Adam Larsson isn’t going anywhere. He’s learning on the fly, but Larsson is the best defenseman the New Jersey Devils have, and he’s only 20-years old. His vision and versatility lend to thoughts of a 20-year NHL career.
Andy Greene is the lone veteran defenseman that seems worth trusting, so trading him would be a tremendous mistake given the frequent and untimely lapses of the bottom two pairings. Greene certainly has value, but unless the New Jersey Devils give up on the season, they need to keep Andy Greene as a top-pair defenseman.
That leaves the remaining six defensemen in this eight-man rotation of mediocre defensemen completely expendable – or does it?
Peter Harrold makes $550,000 per year, can play forward and defense, and inexplicably hasn’t found the ice yet this year. While he’s the odd man out on both ends of the ice, he lends versatility and depth at very little cost. Though he isn’t playing, he’s serving a purpose. Furthermore, if the thought process behind playing both Cam Janssen and Krys Barch is “why not?”, then “why not” play Harrold after a strong playoff run last year?

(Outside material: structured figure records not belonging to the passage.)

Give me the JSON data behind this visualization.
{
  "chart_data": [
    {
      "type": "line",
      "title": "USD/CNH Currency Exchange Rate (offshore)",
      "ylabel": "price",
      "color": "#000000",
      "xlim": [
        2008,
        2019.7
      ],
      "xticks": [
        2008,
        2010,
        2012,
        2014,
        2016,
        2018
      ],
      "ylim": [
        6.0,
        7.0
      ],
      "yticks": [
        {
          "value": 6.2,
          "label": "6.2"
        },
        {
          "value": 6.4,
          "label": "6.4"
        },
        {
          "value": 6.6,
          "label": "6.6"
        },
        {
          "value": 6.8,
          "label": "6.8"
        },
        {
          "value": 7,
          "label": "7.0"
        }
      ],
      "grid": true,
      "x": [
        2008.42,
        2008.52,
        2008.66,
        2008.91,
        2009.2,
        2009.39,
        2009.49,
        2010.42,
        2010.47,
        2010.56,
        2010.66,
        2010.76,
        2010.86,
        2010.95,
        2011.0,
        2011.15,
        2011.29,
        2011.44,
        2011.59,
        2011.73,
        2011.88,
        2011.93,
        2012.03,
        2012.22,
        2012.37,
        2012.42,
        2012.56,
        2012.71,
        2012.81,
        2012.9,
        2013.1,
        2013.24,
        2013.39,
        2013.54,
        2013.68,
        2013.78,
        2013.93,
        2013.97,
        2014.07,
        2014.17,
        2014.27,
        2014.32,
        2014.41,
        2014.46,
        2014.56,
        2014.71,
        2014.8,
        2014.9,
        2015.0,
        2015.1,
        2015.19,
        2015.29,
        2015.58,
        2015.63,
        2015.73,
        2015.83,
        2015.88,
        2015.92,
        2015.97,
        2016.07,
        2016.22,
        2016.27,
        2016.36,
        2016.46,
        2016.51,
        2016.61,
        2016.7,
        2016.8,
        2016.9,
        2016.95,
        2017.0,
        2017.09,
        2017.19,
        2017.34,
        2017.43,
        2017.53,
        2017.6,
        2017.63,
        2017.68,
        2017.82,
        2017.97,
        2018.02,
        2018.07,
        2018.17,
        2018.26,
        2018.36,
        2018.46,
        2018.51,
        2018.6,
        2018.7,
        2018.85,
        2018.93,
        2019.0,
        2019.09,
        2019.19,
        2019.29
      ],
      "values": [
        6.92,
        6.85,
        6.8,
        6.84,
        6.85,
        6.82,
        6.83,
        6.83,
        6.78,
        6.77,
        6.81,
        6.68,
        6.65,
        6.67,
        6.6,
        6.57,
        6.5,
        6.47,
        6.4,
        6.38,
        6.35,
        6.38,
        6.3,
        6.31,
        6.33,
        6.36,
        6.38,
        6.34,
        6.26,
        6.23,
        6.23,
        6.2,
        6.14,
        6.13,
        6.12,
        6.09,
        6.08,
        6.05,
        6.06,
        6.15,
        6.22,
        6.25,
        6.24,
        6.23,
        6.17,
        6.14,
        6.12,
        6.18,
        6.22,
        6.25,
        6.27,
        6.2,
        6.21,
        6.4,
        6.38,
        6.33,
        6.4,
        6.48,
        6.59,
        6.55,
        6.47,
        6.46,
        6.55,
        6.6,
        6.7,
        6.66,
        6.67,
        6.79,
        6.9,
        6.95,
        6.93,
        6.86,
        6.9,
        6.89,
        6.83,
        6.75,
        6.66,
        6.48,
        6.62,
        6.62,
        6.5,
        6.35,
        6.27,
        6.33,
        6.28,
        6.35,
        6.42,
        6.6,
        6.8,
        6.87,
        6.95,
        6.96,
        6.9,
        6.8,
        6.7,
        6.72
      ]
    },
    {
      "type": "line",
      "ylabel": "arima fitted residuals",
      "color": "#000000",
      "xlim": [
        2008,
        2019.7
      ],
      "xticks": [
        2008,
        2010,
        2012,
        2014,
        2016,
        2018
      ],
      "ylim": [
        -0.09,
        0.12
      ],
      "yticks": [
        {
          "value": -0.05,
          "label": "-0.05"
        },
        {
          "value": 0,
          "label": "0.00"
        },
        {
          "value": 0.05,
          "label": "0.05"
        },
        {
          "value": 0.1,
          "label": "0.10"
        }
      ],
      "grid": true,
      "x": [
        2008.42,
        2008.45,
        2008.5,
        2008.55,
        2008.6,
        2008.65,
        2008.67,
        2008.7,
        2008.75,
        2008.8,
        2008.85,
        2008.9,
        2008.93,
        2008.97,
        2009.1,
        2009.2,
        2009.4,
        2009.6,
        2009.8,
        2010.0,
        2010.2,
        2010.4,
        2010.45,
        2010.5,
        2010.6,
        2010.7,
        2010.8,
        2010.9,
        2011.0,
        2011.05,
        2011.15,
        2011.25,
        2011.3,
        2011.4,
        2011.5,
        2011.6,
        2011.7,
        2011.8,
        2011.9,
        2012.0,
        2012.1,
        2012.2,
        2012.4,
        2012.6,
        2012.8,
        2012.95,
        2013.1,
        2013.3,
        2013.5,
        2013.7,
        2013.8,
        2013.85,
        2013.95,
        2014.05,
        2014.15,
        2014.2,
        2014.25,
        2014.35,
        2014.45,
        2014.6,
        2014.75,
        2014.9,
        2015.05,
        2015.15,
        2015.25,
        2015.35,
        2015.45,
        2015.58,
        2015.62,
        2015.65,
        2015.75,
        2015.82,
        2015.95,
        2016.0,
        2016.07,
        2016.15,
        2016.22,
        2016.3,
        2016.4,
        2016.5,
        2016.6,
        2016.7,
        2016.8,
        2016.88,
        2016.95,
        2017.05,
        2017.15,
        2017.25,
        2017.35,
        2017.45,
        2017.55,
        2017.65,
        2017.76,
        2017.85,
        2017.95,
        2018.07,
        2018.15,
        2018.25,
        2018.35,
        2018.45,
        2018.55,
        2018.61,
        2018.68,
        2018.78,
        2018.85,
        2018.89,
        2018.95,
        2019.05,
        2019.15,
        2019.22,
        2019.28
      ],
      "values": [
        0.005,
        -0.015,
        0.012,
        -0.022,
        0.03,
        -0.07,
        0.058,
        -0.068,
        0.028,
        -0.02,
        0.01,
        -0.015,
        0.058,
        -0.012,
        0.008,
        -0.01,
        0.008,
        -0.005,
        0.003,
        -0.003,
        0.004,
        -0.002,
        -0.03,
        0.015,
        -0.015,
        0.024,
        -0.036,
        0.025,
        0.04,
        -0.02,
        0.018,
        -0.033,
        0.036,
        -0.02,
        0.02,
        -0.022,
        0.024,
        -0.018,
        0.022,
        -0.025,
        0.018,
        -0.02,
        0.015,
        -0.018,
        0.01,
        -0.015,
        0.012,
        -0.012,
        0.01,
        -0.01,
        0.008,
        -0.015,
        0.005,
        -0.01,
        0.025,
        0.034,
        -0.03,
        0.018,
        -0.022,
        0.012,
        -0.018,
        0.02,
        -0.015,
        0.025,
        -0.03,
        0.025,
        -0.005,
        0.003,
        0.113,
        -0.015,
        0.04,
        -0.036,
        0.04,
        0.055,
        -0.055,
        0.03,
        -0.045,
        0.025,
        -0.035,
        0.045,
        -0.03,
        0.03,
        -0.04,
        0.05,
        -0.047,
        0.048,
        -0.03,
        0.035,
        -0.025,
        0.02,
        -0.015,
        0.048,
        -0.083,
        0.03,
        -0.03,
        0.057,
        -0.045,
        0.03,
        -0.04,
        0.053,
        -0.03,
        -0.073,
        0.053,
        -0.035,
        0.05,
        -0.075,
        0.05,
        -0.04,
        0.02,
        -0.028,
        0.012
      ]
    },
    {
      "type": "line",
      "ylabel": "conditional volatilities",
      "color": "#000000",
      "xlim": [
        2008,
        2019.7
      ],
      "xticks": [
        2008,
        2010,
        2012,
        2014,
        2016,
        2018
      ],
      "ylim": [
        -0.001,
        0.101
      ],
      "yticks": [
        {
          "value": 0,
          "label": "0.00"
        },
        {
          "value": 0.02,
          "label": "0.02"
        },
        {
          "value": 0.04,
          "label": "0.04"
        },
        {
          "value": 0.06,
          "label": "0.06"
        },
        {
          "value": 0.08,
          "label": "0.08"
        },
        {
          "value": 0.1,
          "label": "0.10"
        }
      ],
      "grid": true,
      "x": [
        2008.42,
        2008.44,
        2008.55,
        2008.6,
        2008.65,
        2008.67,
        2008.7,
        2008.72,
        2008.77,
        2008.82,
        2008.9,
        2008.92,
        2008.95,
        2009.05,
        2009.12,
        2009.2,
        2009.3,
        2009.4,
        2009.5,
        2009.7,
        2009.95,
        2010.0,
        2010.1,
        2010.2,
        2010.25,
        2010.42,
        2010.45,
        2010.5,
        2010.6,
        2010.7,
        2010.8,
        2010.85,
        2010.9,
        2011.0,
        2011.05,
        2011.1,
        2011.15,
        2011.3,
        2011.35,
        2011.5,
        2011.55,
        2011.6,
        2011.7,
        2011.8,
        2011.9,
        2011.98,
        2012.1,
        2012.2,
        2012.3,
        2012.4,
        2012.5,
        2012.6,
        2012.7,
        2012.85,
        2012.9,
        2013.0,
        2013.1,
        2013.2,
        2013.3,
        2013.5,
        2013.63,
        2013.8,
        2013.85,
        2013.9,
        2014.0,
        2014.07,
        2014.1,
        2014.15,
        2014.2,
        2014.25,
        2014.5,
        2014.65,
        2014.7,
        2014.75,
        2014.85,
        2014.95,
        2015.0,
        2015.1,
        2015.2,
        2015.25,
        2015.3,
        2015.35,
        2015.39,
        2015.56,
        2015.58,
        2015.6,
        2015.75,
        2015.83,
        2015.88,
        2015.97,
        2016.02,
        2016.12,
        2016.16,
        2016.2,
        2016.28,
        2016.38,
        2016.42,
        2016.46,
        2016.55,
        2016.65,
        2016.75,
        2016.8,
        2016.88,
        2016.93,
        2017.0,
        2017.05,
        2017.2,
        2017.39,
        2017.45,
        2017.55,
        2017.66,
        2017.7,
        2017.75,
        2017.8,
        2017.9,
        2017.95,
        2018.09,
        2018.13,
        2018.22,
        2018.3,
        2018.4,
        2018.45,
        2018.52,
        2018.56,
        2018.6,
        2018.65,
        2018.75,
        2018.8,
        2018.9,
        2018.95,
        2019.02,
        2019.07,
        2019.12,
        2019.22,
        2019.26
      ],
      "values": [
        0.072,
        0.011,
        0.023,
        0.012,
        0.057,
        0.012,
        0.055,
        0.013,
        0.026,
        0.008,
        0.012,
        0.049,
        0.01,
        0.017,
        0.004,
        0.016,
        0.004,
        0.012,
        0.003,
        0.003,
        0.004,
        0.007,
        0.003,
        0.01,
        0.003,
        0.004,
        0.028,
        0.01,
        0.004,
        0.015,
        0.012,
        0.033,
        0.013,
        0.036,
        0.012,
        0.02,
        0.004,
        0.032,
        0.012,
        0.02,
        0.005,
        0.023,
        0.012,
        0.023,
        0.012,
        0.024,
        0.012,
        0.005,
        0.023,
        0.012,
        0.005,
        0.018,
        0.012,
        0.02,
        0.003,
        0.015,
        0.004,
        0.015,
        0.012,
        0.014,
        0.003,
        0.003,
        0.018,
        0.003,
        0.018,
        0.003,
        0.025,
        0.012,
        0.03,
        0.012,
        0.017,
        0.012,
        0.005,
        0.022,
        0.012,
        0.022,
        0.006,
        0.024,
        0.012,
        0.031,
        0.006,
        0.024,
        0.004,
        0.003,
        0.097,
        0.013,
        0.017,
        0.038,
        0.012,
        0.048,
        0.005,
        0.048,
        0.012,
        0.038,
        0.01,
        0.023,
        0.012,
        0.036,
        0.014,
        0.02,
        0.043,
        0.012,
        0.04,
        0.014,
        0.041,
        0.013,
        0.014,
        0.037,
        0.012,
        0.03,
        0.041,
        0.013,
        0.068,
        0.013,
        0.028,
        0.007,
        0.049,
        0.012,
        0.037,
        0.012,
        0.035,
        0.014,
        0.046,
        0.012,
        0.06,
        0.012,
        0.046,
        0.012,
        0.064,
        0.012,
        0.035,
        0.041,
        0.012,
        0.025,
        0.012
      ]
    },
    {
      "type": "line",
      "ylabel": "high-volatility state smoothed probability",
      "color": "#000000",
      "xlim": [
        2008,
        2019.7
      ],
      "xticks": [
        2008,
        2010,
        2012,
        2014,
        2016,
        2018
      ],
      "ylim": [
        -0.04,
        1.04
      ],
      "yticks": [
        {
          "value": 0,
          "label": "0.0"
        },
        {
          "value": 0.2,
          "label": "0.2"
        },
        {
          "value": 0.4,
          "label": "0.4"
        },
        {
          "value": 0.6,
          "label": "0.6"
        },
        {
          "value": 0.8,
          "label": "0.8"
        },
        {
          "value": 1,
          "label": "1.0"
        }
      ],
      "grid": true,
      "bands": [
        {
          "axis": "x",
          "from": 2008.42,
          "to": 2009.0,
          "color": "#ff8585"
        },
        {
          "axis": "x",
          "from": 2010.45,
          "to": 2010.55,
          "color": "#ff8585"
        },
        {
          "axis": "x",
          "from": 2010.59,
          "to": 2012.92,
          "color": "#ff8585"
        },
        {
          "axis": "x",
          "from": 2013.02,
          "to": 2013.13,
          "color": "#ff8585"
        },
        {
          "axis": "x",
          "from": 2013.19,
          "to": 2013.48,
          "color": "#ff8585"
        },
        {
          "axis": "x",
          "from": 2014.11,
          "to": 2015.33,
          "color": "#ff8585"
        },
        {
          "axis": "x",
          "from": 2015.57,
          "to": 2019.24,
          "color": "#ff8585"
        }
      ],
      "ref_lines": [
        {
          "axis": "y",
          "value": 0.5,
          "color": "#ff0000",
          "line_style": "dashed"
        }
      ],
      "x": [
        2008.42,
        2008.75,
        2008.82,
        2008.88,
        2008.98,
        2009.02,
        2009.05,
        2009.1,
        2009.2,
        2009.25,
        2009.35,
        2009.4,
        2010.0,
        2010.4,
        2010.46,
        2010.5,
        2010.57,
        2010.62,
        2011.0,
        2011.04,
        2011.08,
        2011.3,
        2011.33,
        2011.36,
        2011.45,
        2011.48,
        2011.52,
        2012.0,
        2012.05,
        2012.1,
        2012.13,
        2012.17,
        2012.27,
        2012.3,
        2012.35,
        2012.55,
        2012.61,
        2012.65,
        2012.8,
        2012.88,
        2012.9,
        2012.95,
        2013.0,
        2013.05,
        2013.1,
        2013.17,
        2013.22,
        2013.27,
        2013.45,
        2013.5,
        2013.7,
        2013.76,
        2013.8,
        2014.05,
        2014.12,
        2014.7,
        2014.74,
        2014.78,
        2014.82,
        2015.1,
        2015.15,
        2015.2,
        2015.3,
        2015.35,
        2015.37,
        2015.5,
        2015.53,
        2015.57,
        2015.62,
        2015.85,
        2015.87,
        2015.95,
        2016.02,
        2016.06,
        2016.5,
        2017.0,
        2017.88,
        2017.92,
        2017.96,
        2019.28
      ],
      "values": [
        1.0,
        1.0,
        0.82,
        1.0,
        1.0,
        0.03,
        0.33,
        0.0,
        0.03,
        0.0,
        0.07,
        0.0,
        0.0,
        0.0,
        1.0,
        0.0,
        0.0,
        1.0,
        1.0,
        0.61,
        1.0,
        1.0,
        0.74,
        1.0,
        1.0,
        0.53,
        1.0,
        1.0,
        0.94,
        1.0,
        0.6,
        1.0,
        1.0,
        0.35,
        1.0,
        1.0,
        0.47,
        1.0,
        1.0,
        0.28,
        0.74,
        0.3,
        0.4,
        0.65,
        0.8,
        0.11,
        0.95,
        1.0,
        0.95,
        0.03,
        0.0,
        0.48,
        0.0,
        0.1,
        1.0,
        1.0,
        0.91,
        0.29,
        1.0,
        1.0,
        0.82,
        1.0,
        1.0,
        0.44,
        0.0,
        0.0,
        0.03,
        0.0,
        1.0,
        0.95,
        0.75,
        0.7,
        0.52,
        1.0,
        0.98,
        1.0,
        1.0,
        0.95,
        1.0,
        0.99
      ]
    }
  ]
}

The Devils should keep Peter Harrold, and should probably find a way to get him on the ice somewhere.
Mark Fayne is a solid defenseman. He isn’t flashy, but he’s quietly consistent and doesn’t make big mistakes. He too has some value on the trade market, but why would the New Jersey Devils move a player that is playing reasonably well? He’s not a problem, but then again, they did just scratch him for Henrik Tallinder a few weeks ago.
Marek Zidlicky is a threat offensively, even when mired in a season-long slump. Though he takes risks and is sloppy in his own end, on a team desperate for offense, Zidlicky brings the hope of a point presence to the table. Without Zidlicky, the Devils are miserably lacking a big shot from the point.
With him, New Jersey finds themselves in something of a “catch-22-on-one breaks for the opposing team”.
That leaves the cluttered back end of the defensive rotation, which holds little to no trade value.
I’d say the New Jersey Devils wouldn’t trade captain Bryce Salvador, but I thought that about Team USA and long-time New Jersey Devils captain Jamie Langenbrunner as well. The slow, aging, average-at-best Salvador fits the Tallinder-Anton Volchenkov mold. His overpriced contract does too.
In the end, the New Jersey Devils have three underperforming, relatively expensive veterans that bring little to the table – and one of them is their captain.
With Volchenkov the latest New Jersey Devils player to find himself on the bench while uninjured, and Henrik Tallinder shaking off the rust extremely slowly, neither extraneous defenseman holds much trade value. Assuming Salvador’s presence in the locker room is worth something, that leaves Volchenkov and Tallinder as trade bait – if you can even call them that.
Henrik Tallinder is coming off an injury that cost him most of the season last year. After opening the year on the bench, he is still getting used to NHL speed. Anton Volchenkov got scorched last postseason by some of the game’s best players, but is a big hitter, shot blocker, and consistently posts a positive +/-.
If someone is to go, it should probably be Henrik Tallinder to a cap floor team, but they probably won’t get anything for him.
If the Devils make a move, it will be a cap space dump and nothing more. Talk of the Devils trading their extra defenseman to get anything in return should end immediately. The only players worth parting with won’t bring a return.